Gli Stati Uniti, dalla Guerra Fredda a oggi, hanno avuto mano libera sul continente europeo non solo per superiorità strategica, ma per scelta europea. Una scelta codarda, spesso giustificata in nome del benessere, del welfare, della spesa sociale. Ma una civiltà che risparmia sulla propria difesa per finanziare se stessa, in realtà baratta se stessa. Si tiene in piedi solo perché altri vigilano sui suoi confini. E quando la vigilanza americana si allenta — come accade oggi con Trump — allora l’Europa si scopre nuda, senza più illusioni.

L’illusione multilaterale e la realtà imperiale

I leader europei, negli anni, hanno scambiato il soft power per indipendenza. Hanno creduto che bastasse la diplomazia per garantirsi spazio nel mondo, che la forza dell’economia fosse sostitutiva della forza militare. Hanno pensato che l’ordine internazionale potesse reggersi senza conflitto. Ma l’Ucraina ha smentito tutto. Il Medio Oriente lo ha reso evidente. E la Cina, con la sua espansione silenziosa, sta completando la lezione.

Nel nuovo disordine mondiale, chi non ha i mezzi per minacciare o per dissuadere non viene invitato alla tavola dei decisori, ma si siede dove gli viene detto.

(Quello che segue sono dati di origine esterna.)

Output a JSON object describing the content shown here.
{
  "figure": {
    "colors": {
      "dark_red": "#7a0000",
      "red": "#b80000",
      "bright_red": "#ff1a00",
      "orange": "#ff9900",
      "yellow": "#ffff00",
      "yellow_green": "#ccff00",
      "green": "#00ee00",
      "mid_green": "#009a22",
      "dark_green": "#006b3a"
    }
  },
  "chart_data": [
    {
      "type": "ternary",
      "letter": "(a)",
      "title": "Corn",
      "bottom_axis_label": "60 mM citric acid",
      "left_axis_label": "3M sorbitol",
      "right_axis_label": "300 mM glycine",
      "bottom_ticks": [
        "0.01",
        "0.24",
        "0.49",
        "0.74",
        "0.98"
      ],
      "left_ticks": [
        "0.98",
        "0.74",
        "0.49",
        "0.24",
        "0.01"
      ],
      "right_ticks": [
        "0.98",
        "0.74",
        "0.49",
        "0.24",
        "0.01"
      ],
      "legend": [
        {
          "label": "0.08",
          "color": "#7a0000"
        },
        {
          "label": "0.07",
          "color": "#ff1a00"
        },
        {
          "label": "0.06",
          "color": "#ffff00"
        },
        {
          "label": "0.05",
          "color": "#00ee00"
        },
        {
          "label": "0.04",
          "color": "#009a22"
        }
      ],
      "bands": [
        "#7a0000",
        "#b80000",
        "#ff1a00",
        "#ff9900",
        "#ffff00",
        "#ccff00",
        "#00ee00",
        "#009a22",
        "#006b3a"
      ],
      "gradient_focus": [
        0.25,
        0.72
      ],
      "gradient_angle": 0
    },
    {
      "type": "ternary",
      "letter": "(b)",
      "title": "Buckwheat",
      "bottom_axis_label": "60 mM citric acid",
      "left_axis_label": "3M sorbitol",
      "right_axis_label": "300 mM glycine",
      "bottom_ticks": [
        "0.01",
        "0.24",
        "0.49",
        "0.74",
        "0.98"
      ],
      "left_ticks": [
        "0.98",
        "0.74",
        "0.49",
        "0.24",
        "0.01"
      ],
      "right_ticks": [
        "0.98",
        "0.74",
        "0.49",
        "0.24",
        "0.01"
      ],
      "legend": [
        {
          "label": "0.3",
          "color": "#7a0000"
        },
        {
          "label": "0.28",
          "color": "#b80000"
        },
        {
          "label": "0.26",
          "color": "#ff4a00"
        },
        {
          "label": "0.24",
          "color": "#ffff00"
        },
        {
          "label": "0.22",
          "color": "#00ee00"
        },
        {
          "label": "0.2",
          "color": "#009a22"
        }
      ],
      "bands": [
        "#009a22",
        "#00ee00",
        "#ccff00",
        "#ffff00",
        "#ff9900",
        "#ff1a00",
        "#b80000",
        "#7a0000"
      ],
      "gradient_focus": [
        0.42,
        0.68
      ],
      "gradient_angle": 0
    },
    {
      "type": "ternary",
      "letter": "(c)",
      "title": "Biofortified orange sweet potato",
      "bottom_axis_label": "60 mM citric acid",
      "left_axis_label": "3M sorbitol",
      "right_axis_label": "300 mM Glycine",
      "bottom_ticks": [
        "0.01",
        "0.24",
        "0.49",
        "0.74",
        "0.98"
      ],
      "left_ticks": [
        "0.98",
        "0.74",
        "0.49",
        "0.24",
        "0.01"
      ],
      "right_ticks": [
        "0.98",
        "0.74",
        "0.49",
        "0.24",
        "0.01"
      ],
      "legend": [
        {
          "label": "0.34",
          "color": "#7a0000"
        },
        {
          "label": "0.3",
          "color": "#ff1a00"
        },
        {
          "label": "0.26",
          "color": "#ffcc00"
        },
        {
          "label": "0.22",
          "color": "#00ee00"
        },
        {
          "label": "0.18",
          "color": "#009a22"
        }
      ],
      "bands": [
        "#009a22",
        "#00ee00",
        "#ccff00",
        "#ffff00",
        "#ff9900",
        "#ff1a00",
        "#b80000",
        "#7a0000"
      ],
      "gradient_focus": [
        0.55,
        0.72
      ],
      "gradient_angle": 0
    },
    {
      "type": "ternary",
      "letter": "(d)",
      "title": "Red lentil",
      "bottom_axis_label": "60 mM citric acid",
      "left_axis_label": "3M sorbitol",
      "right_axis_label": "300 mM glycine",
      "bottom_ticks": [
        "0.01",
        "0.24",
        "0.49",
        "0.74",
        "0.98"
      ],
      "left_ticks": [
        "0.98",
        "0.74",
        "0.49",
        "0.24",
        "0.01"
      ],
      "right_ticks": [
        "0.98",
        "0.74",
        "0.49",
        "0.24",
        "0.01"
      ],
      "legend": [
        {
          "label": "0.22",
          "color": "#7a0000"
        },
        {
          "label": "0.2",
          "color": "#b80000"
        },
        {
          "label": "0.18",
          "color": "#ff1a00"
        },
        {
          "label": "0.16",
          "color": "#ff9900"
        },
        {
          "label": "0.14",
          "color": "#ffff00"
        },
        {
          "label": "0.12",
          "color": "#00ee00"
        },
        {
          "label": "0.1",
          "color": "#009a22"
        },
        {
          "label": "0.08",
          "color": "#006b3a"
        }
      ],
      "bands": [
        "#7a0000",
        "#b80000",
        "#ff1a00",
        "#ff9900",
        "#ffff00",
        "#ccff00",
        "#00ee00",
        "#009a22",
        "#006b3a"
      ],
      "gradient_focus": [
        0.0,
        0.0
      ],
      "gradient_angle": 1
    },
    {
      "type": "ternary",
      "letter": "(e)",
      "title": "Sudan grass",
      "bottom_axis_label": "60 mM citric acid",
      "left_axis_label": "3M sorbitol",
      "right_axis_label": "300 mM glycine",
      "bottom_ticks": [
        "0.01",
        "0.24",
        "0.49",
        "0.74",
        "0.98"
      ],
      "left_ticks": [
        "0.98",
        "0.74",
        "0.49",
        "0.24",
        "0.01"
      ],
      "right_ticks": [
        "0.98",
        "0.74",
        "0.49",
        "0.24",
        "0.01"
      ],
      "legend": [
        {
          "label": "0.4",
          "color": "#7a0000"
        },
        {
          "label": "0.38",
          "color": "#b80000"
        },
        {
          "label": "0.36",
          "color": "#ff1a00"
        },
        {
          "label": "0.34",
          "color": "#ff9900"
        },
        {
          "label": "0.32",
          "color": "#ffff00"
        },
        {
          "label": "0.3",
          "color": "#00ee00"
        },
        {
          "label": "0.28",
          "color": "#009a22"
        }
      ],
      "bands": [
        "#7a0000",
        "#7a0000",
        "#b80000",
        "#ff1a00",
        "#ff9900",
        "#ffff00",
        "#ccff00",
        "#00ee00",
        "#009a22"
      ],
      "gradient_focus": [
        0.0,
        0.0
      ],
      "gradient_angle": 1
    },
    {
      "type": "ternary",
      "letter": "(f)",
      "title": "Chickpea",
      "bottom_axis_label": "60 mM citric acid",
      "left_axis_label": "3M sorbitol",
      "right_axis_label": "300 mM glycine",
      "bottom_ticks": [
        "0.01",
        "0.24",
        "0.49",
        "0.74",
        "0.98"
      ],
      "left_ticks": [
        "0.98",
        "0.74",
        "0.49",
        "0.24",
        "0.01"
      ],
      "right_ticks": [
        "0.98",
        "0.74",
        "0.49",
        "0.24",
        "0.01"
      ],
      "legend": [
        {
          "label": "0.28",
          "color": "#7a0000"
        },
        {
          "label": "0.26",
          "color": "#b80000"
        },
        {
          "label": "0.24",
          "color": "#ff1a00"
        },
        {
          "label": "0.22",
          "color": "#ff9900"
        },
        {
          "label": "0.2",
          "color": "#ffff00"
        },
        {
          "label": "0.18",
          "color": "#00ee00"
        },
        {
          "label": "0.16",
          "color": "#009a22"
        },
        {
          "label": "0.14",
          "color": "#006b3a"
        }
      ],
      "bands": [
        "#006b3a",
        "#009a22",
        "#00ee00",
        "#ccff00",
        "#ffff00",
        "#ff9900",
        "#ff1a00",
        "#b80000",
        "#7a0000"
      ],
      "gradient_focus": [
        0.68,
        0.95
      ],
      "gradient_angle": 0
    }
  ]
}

È così che funziona ogni equilibrio imperiale: gli imperi si formano non solo perché dominano, ma perché gli altri obbediscono. E l’Europa, nei fatti, ha obbedito. Ha accettato la presenza pervasiva di basi americane, la subordinazione della sua intelligence, la dipendenza da scudi altrui. Ha scelto la sicurezza a credito, senza rendersi conto che ogni debito geopolitico si paga, prima o poi, in autonomia perduta.

Il caso Nato: dalla protezione alla dipendenza

La Nato, per gli Stati Uniti, non è mai stata un atto di filantropia. È uno strumento di proiezione strategica, una rete di influenza, un apparato che consente a Washington di mantenere le sue truppe in Europa e controllare il quadrante eurasiatico. Ogni base militare americana in Europa è una sentinella imperiale. Ogni esercitazione congiunta, ogni missione sotto comando USA, ogni missile installato “per protezione” è, in fondo, un atto che ricorda chi comanda.

La recente ambiguità di Trump sull’Articolo 5 — il cuore della Nato, quello che prevede la difesa collettiva — lo ha reso palese: se il presidente americano può decidere in autonomia se proteggere o meno gli alleati, allora la Nato non è una alleanza, ma un ricatto potenziale. E l’Europa, ancora una volta, è spettatrice. Incapace di rispondere da sola, costretta a elemosinare rassicurazioni, a rinegoziare la propria esistenza dentro parametri che non ha stabilito.

Senza difesa comune, nessuna politica estera

La verità è semplice, ma inaccettabile per la retorica europea: senza un esercito comune, l’Europa non esiste. Ogni proposta di politica estera condivisa, ogni posizione sulle crisi globali, ogni appello alla mediazione, è retorica vuota se dietro non c’è una forza armata capace di farla valere. Il mondo ascolta chi ha potere. E il potere, oggi, è militare, tecnologico, energetico. L’Europa ha rinunciato a costruire un potere militare autonomo, e ora rincorre il tempo perduto.

C’è ancora chi — come Salvini o Schlein — si oppone alla difesa europea, per ideologia o convenienza. Ma è un’opposizione miope, che confonde l’ideale della pace con la passività della sottomissione. L’alternativa non è tra guerra e pace, ma tra essere protagonisti o essere terreno di gioco per altri. Chi rifiuta l’idea di un’Europa armata, armata in modo europeo, sceglie consapevolmente una dipendenza permanente.

Un destino da scegliere

Il tempo delle illusioni è finito. L’Europa può ancora scegliere. Può decidere di costruire una propria forza difensiva, una industria bellica integrata, una catena decisionale autonoma. Può riconoscere che la storia non è finita e che la potenza è l’unico linguaggio che garantisce spazio politico nel XXI secolo. Oppure può continuare a vivere nell’illusione della protezione americana, aspettando che la prossima crisi mondiale dimostri, ancora una volta, che chi non sa difendersi non ha diritto a decidere.

Il colonialismo del nostro tempo non si impone con le flotte, ma con le alleanze sbilanciate. E la libertà, oggi come sempre, comincia dal saper dire: questa guerra la combatto io, con le mie armi, per le mie ragioni. Fino a quel giorno, l’Europa resterà ciò che ha scelto di essere: una colonia elegante che ancora si crede impero.